Siyasetin her alanında savrulan AKP yönetiminin dış politikadaki karnesi baştan sona kırıklarla dolu.
Cumhuriyet döneminde izlenen dış politikanın son 20 yılı -ki AKP dönemini kapsıyor- bence yok mesabesinde…
Son 60 yıldır gözlemci-gazeteci olarak geçmişe dönüp baktığımda 1960 sonrası izlenen dış politika ile son 20 yıl arasında geliştirilmeye çalışılan dış ilişkiler arasında dağlar kadar fark var.
Hatta son dönemde “başarılı bir atak” dediğimiz, ülkeyi batı dünyasına doğru götürecek tek bir adım bile yok.
Eski Cumhurbaşkanı Abdullah Gül döneminde, AB konusunda alınan yol, ileri atılan bir adım dahi Türk halkını heyecanlandırmıştı.
Hepsi o kadar.
Sadece heyecanlanmakla kaldık.
Bir adım ileri gidemedik.
Suriye konusunda yaptığımız yanlıştan sonra pusulamış şaşmış durumda.
Kuzey komşumuz Rusya ile Ukrayna arasında patlak veren savaşta aracı olmak istedik.
Rus lider yanıt bile vermedi…
Nato’nun en güçlü ordularından birine sahip olmamıza rağmen bu örgüt bizi iplemiyor bile.
Tabii Nato’nun tavrı karşısında sayın Erdoğan “Sen beni tanımıyorsan, ben seni hiç tanımıyorum” anlamına gelen değişik tavırlar sergilemekten geri kalmadı.
Bari her zaman olmasa da ara sıra haklı olabileceğimiz görüşler ortaya konabilseydi.
“Kör gözün” parmağı gibi aynı şeyleri kendine “yontup” ortaya koyarsan elin oğlu” Hoop” diyebilir…
Neticede Batı dünyası ve liderleri de “geri zekâlı” değil.

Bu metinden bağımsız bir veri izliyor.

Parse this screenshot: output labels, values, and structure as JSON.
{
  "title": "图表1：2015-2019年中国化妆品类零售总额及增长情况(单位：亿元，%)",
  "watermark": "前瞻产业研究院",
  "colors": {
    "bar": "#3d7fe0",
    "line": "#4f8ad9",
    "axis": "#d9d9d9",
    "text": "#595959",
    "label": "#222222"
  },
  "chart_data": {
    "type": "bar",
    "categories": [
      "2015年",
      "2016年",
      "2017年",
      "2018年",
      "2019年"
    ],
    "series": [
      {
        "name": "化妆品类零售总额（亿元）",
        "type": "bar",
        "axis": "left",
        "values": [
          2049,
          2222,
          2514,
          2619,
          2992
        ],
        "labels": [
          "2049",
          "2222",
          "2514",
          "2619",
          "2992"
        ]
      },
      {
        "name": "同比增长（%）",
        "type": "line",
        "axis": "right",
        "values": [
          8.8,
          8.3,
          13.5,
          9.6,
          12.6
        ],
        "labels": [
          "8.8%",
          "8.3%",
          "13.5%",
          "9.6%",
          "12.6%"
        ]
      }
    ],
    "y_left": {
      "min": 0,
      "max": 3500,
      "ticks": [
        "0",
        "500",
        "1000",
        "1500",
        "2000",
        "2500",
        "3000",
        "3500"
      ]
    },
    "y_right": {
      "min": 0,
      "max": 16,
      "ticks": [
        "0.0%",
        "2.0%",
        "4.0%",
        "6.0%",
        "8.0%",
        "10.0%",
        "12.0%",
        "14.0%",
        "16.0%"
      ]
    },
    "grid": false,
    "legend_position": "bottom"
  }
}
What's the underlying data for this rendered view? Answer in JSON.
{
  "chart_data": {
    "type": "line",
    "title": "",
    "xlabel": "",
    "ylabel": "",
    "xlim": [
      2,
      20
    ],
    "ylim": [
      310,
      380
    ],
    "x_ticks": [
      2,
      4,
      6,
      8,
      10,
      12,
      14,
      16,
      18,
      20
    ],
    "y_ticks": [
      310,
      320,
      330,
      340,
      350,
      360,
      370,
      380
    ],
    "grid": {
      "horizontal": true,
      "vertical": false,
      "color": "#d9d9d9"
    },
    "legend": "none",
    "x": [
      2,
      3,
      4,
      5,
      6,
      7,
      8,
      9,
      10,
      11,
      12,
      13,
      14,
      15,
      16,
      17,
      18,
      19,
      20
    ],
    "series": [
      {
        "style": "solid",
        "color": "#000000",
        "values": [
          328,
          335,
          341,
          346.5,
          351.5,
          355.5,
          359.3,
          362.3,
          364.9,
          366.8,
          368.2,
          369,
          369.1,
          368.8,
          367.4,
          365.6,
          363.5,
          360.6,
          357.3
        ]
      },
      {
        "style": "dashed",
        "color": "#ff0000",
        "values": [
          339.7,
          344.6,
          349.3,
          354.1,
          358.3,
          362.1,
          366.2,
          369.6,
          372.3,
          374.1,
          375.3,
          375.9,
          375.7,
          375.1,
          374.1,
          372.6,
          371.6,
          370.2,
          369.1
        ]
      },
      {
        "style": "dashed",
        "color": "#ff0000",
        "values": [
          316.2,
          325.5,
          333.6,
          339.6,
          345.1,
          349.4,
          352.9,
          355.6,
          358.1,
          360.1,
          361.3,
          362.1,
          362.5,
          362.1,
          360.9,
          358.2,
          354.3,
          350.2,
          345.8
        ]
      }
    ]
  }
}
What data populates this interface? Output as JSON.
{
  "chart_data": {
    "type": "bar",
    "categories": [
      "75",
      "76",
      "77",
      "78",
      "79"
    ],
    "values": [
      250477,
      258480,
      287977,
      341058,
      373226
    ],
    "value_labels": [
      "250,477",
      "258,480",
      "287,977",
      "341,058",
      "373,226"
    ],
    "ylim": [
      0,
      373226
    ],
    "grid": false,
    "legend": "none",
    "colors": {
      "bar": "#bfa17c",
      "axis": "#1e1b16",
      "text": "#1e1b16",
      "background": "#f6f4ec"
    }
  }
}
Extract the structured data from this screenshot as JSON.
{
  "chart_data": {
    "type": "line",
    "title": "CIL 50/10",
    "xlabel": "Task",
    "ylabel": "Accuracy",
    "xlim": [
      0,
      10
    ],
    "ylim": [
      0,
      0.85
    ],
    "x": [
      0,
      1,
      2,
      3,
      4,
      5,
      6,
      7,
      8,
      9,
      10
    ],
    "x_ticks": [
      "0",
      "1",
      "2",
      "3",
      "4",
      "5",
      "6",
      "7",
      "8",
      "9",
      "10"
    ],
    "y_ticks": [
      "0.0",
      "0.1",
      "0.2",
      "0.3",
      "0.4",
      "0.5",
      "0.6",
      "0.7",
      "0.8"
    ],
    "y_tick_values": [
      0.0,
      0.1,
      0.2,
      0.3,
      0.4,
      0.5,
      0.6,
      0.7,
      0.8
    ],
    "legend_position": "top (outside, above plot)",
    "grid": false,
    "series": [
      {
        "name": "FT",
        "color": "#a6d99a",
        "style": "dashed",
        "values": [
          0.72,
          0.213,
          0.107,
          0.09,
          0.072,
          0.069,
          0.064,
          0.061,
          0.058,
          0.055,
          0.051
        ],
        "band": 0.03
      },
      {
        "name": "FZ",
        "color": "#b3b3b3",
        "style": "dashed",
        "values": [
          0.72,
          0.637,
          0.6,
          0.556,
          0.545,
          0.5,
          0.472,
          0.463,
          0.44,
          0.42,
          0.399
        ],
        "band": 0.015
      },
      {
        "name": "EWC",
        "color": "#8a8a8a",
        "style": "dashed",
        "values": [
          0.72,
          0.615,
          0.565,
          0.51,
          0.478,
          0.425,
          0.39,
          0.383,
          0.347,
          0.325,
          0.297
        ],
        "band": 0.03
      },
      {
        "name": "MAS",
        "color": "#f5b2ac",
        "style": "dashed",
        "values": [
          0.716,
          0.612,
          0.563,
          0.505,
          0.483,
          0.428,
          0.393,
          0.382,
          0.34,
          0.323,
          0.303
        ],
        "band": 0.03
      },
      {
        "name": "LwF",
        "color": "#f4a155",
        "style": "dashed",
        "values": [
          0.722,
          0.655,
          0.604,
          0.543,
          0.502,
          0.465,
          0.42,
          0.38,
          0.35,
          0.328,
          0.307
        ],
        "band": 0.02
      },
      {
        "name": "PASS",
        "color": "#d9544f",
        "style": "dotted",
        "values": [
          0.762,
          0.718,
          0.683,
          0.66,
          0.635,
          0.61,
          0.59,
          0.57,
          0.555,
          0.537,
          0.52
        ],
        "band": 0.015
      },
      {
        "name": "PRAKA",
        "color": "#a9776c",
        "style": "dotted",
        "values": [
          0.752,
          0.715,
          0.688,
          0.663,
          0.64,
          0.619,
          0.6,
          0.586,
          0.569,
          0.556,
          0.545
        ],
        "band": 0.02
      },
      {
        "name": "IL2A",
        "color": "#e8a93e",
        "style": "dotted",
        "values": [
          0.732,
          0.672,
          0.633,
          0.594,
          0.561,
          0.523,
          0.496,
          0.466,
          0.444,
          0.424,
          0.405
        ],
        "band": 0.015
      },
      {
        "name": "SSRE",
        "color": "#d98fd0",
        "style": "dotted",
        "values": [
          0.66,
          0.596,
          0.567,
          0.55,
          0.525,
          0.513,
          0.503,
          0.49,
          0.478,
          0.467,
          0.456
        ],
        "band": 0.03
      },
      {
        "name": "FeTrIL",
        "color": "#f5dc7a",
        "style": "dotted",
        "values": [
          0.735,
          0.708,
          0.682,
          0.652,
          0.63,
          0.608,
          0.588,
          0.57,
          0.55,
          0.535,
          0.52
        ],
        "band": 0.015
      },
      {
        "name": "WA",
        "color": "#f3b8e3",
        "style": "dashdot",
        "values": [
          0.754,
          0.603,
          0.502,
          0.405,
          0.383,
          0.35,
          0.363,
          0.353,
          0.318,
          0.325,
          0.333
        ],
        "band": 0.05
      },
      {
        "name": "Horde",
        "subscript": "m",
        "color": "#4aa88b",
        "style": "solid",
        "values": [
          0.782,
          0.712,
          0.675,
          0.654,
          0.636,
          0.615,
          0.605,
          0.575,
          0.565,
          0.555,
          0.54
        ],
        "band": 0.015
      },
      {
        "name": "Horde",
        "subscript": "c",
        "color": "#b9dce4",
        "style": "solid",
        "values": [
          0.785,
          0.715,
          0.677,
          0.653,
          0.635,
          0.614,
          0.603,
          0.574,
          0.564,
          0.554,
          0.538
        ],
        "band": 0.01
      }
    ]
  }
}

Bir sağa¸ bir sola giderseniz, bugün ABD deyip, yarın Rusya derseniz, yani çizginizde” zik-zak” yaparsanız, buna “istikrarlı dış politika” denmez, tam aksine “dansöz siyaseti” denir ki, uluslararası arenada bu hal ve tablo pek makbul değildir…
Son 20 yılda görev yapan AKP’nin dışişleri bakanları gözümün önüne geliyor da…
Nedense, hiç yokken katıla katıla gülüyorum…
Ancak, şu anda görev yapan sayın bakan gözümün önüne gelmiyor mu?
Bu kez, ağlayasım, olmayan saçlarımı yolasım geliyor.
Bu iki hal de, bani için iyiye işaret değil, bunu da biliyorum…
1960 sonrası, rahmetli Demirel döneminde görev yapan rahmetli “Monşer” İhsan Sabri Çağlayangil aklıma geliyor sık sık…
İzlenen siyaseti ve dış dünyadaki itibarımızı hatırlıyorum da…
İçim titriyor inanın…
Meğer o zamanlar Türkiye’nin “merkez ağırlığı” ne kadar da fazlaymış…
Şu anları görüyor, yaşıyorum da…
Bu hallere mı düşecektik diye hep karalar bağlıyorum.